Nick Bleech, IT security director for Rolls Royce, said security professionals should not drop their current perimeters, but instead should plan for the future.

"This is about the next five to 10 years. From an architectural perspective we have to start thinking away from the perimeterised paradigm," said Bleech.

Both Simmonds and Bleech are members of the Jericho Forum, a group of blue-chip companies which advocates security through deperimeterisation and open standards. BP, another member, is putting its laptops directly onto the Internet rather than its local area network.

On the other side of the debate, Mark Waghorne, principal adviser for KPMG, argued that in fact there was no such thing as deperimeterisation, and that instead organisations should redefine their boundaries.

"If anything, the world is heading towards reperimeterisation.
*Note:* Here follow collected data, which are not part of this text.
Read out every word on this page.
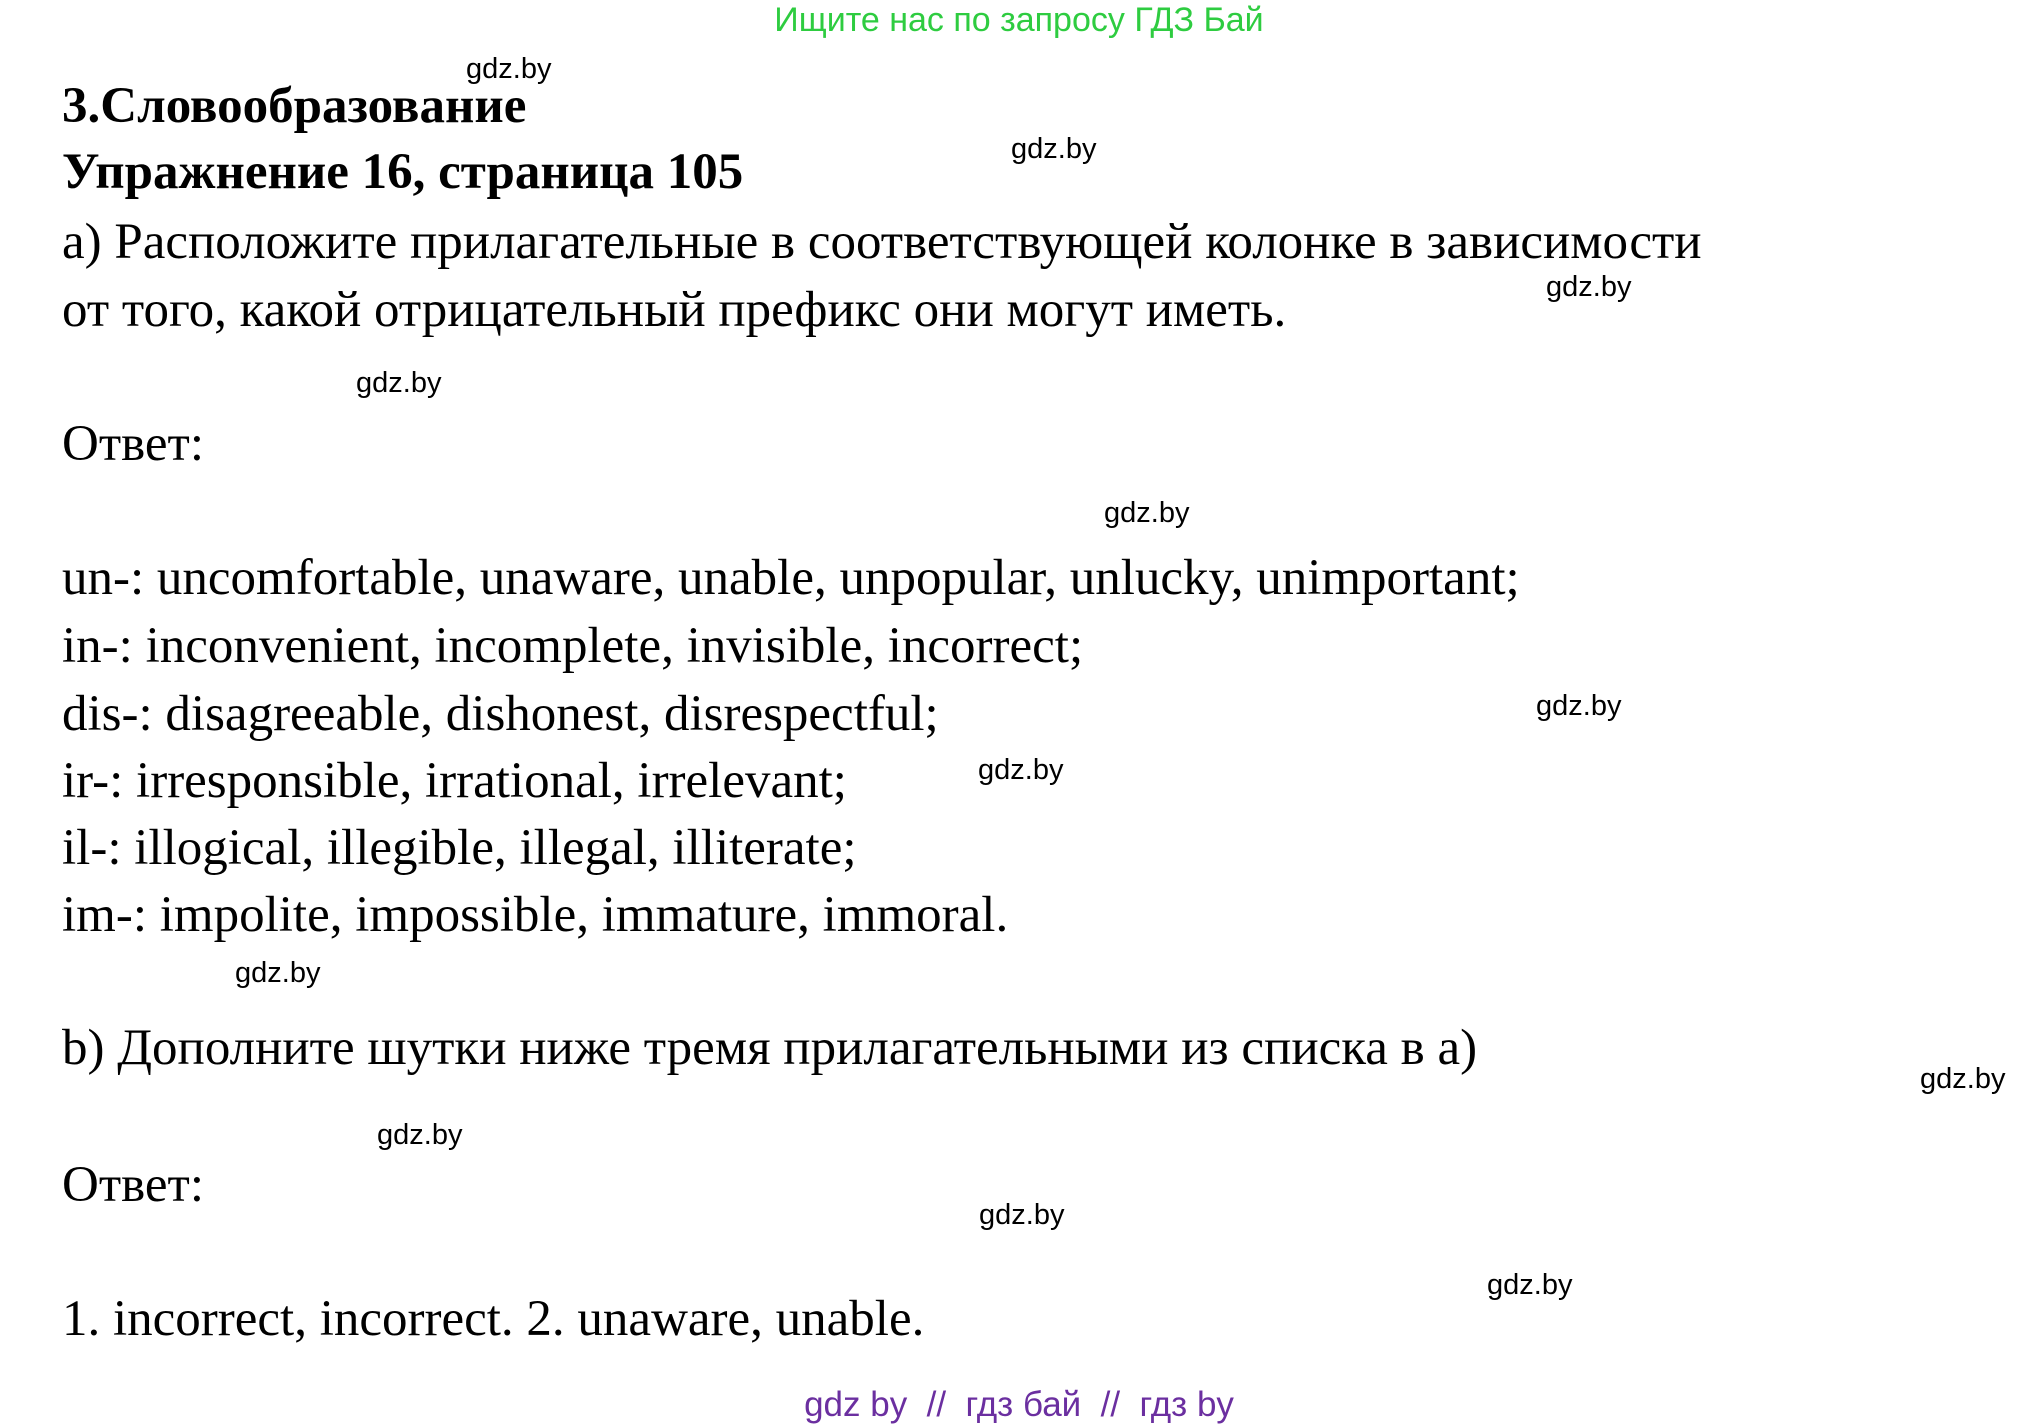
Ищите нас по запросу ГДЗ Бай
3.Словообразование
Упражнение 16, страница 105
a) Расположите прилагательные в соответствующей колонке в зависимости
от того, какой отрицательный префикс они могут иметь.
Ответ:
un-: uncomfortable, unaware, unable, unpopular, unlucky, unimportant;
in-: inconvenient, incomplete, invisible, incorrect;
dis-: disagreeable, dishonest, disrespectful;
ir-: irresponsible, irrational, irrelevant;
il-: illogical, illegible, illegal, illiterate;
im-: impolite, impossible, immature, immoral.
b) Дополните шутки ниже тремя прилагательными из списка в а)
Ответ:
1. incorrect, incorrect. 2. unaware, unable.
gdz.by
gdz.by
gdz.by
gdz.by
gdz.by
gdz.by
gdz.by
gdz.by
gdz.by
gdz.by
gdz.by
gdz.by
gdz by  //  гдз бай  //  гдз by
You have to look at how you manage your assets. To suggest the only sensible architecture needs to be built on the deperimeterised paradigm is irresponsible. Would you put your trading, or process control network on the Internet?" said Waghorne.

Bleech replied that organisations' supervisory control and data acquisition systems (SCADAs) are already vulnerable to attack because they were linked to Web-facing business systems.

"The reality is SCADA systems have 12 different business systems feeding into them," said Bleech.

Dan Blum, senior vice president and research director for Burton Group, disagreed, and said that deperimeterisation was not an architecture, but rather a process.

"In many cases we're being forced to deal with a sub-optimal situation," said Blum. He recommended perimeterising "zones of trust" for the enterprise.

"We have a restricted zone for the backend, a protected business zone, and an outer zone allowing access to the Net. These perimeters are maintained by dedicated firewalls. You can control data flow and use between the different zones," said Blum.

The debate ended with a vote from the audience of security professionals, who overwhelmingly agreed that responsible security architecture should be based on deperimeterisation.

Other organisations have also accepted that they need to structure their systems to account for the erosion of traditional boundaries. Richard Cross, information security officer for Toyota Europe, told ZDNet UK in February that the car giant was working towards deperimeterisation.

"Deperimeterisation has already happened. It's a fact of life, so deal with it," said Cross. "You need technical and procedural security, and overlapping defences, but the furthest extent of the network perimeter is the head of your employee — it's your people," Cross added.